A mulher que desaprendeu a ler, mas continua escrevendo
A medicina já está familiarizada com um distúrbio neurológico chamado alexia, em que o paciente perde a habilidade da leitura e escrita após um dano cerebral, embora continue falando. Mas uma professora de jardim de infância de Massachussets, nos EUA, foi exemplo de um caso raro. Ela perdeu apenas a capacidade de ler, do dia para a noite, e todas as suas outras funções linguísticas do cérebro – inclusive escrever! – permaneceram intactas.
A professora, identificada apenas pelas iniciais MP, viveu um drama desesperador. Em uma bela manhã, com as crianças na escola, ela foi fazer a chamada e não conseguia ler o nome dos aluninhos. Intrigada, passou os olhos pelos seus planos de aula, e nada; um monte de símbolos incompreensíveis no papel. O martírio atingiu seu pico na hora de decorar a sala para o dia das bruxas: entre abóboras e vassouras, ela sequer foi capaz de soletrar “Halloween” na parede.
MP, conforme os médicos descobririam, sofreu um derrame cerebral. O distúrbio neurológico foi batizado pelo que os médicos chamam de “alexia sem agrafia”, já que a destreza na escrita é conservada. A zona responsável pela linguagem, no hemisfério esquerdo do cérebro, perdeu conexão com o córtex visual, o que impediu a leitura, mas todas as outras ligações entre a zona da linguagem e o mundo exterior foram conservadas.

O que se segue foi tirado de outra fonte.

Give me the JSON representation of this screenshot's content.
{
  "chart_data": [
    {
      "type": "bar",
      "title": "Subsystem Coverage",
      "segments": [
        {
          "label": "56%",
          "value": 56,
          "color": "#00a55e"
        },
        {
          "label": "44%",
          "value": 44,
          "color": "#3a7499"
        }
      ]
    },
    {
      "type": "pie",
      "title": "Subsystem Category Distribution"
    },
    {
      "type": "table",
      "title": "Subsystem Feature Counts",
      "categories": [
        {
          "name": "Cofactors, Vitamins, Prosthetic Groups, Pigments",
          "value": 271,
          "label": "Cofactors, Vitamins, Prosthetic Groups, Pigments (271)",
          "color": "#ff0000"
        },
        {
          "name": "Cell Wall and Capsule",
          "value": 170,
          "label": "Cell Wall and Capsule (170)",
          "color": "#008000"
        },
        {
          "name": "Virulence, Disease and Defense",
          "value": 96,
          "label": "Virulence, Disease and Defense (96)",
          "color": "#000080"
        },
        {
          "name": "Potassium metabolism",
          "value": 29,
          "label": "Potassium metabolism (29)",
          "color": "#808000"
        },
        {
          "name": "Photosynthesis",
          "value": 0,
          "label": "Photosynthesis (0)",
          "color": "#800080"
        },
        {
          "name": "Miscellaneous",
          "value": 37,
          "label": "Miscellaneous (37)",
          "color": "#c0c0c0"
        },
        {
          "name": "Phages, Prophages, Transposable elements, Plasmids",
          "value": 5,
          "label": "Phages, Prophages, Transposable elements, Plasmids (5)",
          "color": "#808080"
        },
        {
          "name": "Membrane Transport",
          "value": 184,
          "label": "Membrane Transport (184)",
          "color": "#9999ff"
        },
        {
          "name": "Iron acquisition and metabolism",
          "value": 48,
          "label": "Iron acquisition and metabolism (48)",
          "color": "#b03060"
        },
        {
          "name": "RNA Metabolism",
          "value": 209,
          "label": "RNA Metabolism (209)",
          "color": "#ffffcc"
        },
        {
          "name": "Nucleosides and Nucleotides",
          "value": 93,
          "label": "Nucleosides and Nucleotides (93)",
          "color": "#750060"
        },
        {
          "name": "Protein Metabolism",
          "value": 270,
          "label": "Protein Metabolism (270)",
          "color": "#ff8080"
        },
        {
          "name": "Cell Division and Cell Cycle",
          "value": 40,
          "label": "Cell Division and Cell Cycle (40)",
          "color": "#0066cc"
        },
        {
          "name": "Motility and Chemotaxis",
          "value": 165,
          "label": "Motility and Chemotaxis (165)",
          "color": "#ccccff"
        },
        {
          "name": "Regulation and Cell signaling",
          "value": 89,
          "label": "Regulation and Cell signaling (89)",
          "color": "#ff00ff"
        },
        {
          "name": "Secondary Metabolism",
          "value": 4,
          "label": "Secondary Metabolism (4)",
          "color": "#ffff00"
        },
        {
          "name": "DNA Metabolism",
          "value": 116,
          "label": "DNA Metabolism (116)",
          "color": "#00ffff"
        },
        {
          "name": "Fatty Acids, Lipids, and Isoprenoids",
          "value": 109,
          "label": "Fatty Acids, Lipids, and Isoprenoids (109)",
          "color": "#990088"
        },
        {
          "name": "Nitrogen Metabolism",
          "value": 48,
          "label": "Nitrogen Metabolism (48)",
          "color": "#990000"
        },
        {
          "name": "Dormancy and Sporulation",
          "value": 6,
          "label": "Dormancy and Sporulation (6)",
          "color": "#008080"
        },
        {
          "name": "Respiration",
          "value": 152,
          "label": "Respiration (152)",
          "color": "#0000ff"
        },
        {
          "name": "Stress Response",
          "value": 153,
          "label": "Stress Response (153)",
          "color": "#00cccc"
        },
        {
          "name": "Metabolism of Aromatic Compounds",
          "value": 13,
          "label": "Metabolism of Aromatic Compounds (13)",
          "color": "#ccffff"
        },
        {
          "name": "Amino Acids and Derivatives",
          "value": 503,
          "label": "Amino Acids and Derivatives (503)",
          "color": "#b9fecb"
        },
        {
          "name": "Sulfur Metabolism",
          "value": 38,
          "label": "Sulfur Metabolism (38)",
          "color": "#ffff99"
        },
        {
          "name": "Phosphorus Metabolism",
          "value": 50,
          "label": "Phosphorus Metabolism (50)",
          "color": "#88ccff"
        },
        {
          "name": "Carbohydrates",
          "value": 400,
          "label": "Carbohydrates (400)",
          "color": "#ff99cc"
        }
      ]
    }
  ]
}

Os doutores também descreveram que a paciente ainda é capaz de ler, de certa maneira. Embora não reconheça os caracteres, ela manteve uma espécie de “ligação emocional” com o texto: quando passou os olhos pela palavra “sobremesa”, ela teve uma resposta entusiasmada, afirmando que gostava daquilo (mas não sabia o que era), e quando viu a palavra “aspargo”, a reação foi negativa dizendo que algo naquela palavra a deixou chateada. Testes diferentes mostraram resultados semelhantes. É como se uma parte oculta da mente da professora ainda saiba o que está escrito quando vê uma palavra.
Além disso, MP desenvolveu uma técnica alternativa para conseguir continuar a ler. Diante de uma palavra escrita, ela tapa todas as letras com a mão e deixa apenas a primeira à mostra. Como ainda sabe escrever, passa o lápis por cima da letra desconhecida escrevendo cada letra do alfabeto, desde o “a”, até que o traçado dela “encaixe” com a letra em questão. Dá trabalho, mas é possível. Nada como uma crise para aguçar a criatividade. [PopSci / Neurology Journal]
3 comentários
Este fato não é tão incomum, muito menos desconhecido. Os antigos já haviam diagnosticado e desenvolveram tratamento que fizeram questão de nos passar pela cultura oral : “Escreveu não leu, o pau comeu!”
Tudo bem que parece tratamento do Analista de Bajé, mas também pode ser tido como meramente pavloviano.
Isto acontece pois a área responsável pela parte motora da fala está localizada no lobo frontal: parte opercular (também conhecida como área de broca) e a área que é responsável pela compreensão da linguagem se encontra no giro temporal superior (área de Wernicke), portanto a linguagem como um todo é processada em duas áreas diferentes do cérebro, dado a esta configuração morfológica, algumas patologias geram resultados como o descrito acima…
É possível que com fisioterapia outra parte do cérebro seja treinada para ela reaprender a ler. O exercício de cobrir as letras já é um início bom. A capacidade motora não foi prejudicada, talvez a cognitiva.